Cytoskeletal organization in growth cones. Growth cones of hippocampal neurons from tau+/+map1b+/+ (A and B) or tau−/−map1b−/− (C and D) mice cultured for 3 d were double-labeled with phalloidin (A and C) and a monoclonal antibody against tubulin (B and D). Note that the growth cone of hippocampal neurons from tau−/−map1b−/− mice is extensive (C), throughout which MTs are flared out (D, arrows), instead of being bundled as seen in the neurons from tau+/+map1b+/+ mice (B, arrow). Bars, 10 μm.

Figure 8

In vitro analysis of neuronal migration.
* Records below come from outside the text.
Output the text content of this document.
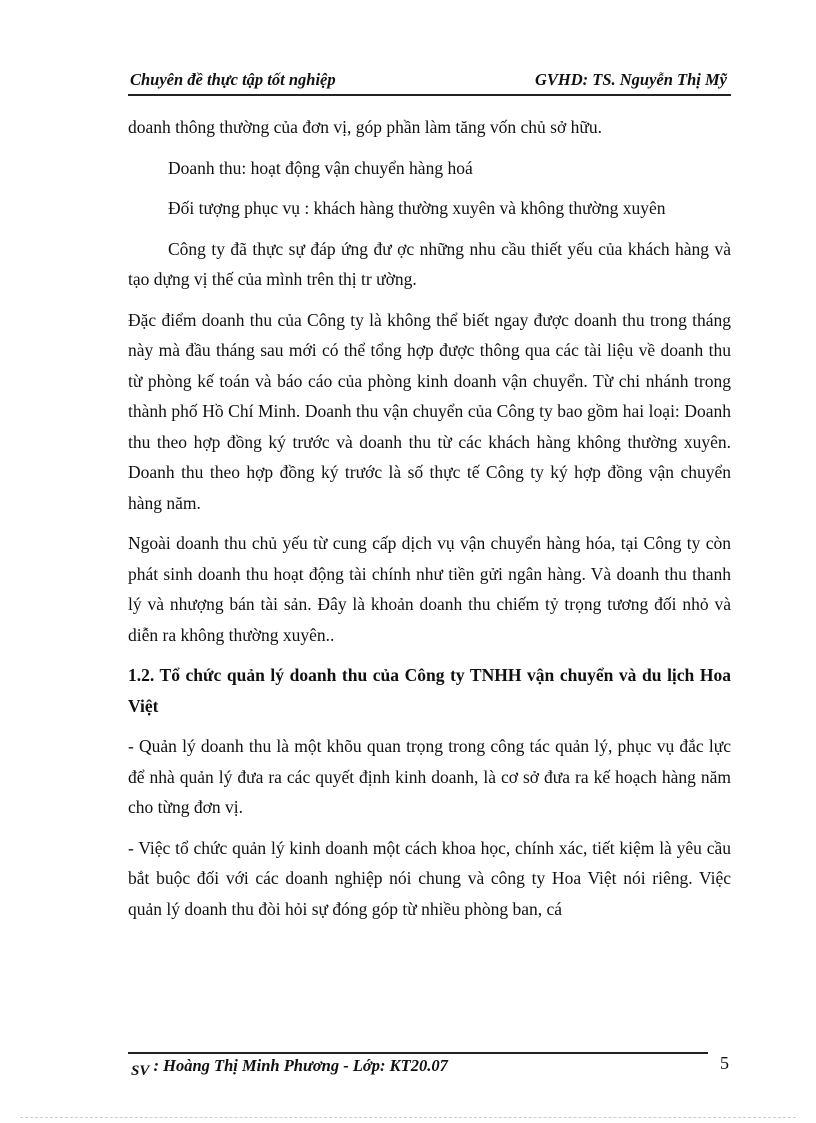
Chuyên đề thực tập tốt nghiệp	GVHD: TS. Nguyễn Thị Mỹ

doanh thông thường của đơn vị, góp phần làm tăng vốn chủ sở hữu.

Doanh thu: hoạt động vận chuyển hàng hoá

Đối tượng phục vụ : khách hàng thường xuyên và không thường xuyên

Công ty đã thực sự đáp ứng đư ợc những nhu cầu thiết yếu của khách hàng và tạo dựng vị thế của mình trên thị tr ường.

Đặc điểm doanh thu của Công ty là không thể biết ngay được doanh thu trong tháng này mà đầu tháng sau mới có thể tổng hợp được thông qua các tài liệu về doanh thu từ phòng kế toán và báo cáo của phòng kinh doanh vận chuyển. Từ chi nhánh trong thành phố Hồ Chí Minh. Doanh thu vận chuyển của Công ty bao gồm hai loại: Doanh thu theo hợp đồng ký trước và doanh thu từ các khách hàng không thường xuyên. Doanh thu theo hợp đồng ký trước là số thực tế Công ty ký hợp đồng vận chuyển hàng năm.

Ngoài doanh thu chủ yếu từ cung cấp dịch vụ vận chuyển hàng hóa, tại Công ty còn phát sinh doanh thu hoạt động tài chính như tiền gửi ngân hàng. Và doanh thu thanh lý và nhượng bán tài sản. Đây là khoản doanh thu chiếm tỷ trọng tương đối nhỏ và diễn ra không thường xuyên..

1.2. Tổ chức quản lý doanh thu của Công ty TNHH vận chuyển và du lịch Hoa Việt

- Quản lý doanh thu là một khõu quan trọng trong công tác quản lý, phục vụ đắc lực để nhà quản lý đưa ra các quyết định kinh doanh, là cơ sở đưa ra kế hoạch hàng năm cho từng đơn vị.

- Việc tổ chức quản lý kinh doanh một cách khoa học, chính xác, tiết kiệm là yêu cầu bắt buộc đối với các doanh nghiệp nói chung và công ty Hoa Việt nói riêng. Việc quản lý doanh thu đòi hỏi sự đóng góp từ nhiều phòng ban, cá

SV : Hoàng Thị Minh Phương - Lớp: KT20.07	5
Migration of tatau+/+map1b+/+ (A) and tau−/−map1b−/− (B) cerebellar granule cells from reaggregate cell clusters after 24 h of culture. (C) Mean ± SEM of the number of migrating cerebellar granule cells and their distance of migration from the reaggregate cell cluster in tau+/+map1b+/+ and tau−/−map1b−/− mice after 24 h. Three animals of each genotype were used, and 35 tau+/+ map1b+/+ and 33 tau−/−map1b−/− clusters were examined. Bar, 100 μm.

Figure 9

Schematic diagram of growth cones showing the role of tau and MAP1B in organizing MTs in growth cones. Tau and MAP1B are considered to zip MTs in the advancing growth cones, and convert the dynamic MTs into highly organized parallel arrays of axonal MTs.